Sunday, October 28, 2007

Holloween Story: Hollow Government

Let me also wear
Such deliberate disguises
Rat’s coat, crowskin, crossed staves
In a field
Behaving as the wind behaves
No nearer—

The Hollow Military is not only a strategy, it is part of an ideology. Conservatives who want the smallest possible government are getting their wish with the Bushite government, but in a perverse way. The Bushites have shed actual government employees, either by underfunding government agencies and functions, or by replacing real managers, experts, technicians and career public servants with appointees hired for their political party activism and ideological fervor. But they have not cut government spending. In fact they've turned the Clinton surplus into a huge deficit, financed by a foreign power with a putatively Communist government: China.

Under Bush, the basic function of government has become to distribute taxpayer money to select corporations. As Naomi Klein points out, this is a process that G.W. Bush began as governor of Texas. Klein writes:"The future president's commitment to auctioning off the state, combined with Cheney's leadership in outsourcing the military and Rumsfeld's patenting of drugs that might prevent epidemics, provided a preview of the kind of state the three men would construct together---it was a vision of a perfectly hollow government." [294]

9/11 provided them their major opportunity, so untold billions went through the hollow Homeland Security department to favored corporations, and billions more to Iraq. This was part of "a straight-up transfer of hundreds of billions of public dollars a year into private hands. It would take the form of contracts, many offered secretively, with no competition and scarcely any oversight, to a sprawling network of industries: technology, media, communications, incarceration, engineering, education, health care."

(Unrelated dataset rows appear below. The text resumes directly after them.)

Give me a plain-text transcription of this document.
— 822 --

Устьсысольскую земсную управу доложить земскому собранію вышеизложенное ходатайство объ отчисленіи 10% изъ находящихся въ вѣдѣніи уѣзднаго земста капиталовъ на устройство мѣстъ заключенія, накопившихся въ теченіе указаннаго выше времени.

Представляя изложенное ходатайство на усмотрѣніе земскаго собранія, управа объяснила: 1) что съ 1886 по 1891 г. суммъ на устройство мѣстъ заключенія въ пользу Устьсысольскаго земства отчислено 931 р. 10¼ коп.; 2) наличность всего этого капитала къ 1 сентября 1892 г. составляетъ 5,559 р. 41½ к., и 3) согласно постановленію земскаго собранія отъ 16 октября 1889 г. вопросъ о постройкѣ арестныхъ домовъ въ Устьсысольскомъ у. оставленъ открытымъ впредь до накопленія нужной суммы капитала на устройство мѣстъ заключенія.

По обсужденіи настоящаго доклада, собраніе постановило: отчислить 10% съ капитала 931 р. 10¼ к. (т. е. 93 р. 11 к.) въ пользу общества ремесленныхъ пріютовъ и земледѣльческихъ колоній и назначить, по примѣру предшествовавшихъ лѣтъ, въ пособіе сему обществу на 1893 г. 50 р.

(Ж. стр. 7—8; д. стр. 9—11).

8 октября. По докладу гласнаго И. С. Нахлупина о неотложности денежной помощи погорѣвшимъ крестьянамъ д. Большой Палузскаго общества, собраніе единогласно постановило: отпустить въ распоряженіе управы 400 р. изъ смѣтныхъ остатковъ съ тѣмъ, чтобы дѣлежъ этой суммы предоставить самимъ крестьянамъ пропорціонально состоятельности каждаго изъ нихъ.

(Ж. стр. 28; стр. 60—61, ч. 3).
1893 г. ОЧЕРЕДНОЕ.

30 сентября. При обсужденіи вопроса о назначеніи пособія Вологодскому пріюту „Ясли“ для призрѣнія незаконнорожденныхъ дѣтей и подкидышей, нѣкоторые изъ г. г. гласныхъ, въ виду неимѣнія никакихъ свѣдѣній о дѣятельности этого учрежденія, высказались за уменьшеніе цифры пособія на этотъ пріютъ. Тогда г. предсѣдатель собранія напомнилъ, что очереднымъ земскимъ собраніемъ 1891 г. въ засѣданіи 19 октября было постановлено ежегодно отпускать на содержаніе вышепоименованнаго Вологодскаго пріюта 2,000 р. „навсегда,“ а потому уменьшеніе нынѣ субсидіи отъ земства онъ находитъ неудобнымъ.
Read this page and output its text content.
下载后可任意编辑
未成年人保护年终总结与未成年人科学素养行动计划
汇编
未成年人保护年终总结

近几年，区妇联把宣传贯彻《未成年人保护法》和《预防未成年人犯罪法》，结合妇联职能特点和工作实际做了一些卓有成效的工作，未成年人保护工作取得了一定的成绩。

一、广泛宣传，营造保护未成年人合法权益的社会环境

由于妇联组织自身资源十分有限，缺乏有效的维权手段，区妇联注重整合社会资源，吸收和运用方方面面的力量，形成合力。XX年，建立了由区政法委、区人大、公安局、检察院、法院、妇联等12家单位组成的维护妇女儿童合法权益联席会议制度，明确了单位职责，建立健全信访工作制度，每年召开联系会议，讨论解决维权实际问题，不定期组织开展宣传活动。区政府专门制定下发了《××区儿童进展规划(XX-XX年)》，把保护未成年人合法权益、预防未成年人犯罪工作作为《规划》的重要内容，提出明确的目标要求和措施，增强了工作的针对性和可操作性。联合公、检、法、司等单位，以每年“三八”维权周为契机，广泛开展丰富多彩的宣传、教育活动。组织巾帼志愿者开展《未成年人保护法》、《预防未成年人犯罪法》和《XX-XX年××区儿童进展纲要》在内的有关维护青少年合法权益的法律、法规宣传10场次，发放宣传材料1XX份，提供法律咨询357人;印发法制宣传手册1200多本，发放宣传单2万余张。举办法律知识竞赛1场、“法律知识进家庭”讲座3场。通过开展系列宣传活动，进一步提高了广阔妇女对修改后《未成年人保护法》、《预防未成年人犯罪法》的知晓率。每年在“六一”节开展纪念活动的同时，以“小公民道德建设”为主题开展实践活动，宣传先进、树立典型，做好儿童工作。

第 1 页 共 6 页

It is the realization of a "radical vision of a hollow government in which everything from war fighting to disaster response was a for-profit venture." [298]Conservatives laud privatization for the efficiency supposedly inherent in for-profit ventures. But it hasn't worked out that way, partly because of the dynamics of monopoly capitalism, and partly because the Hollow Military and the Hollow Government depends on the Hollow Corporation.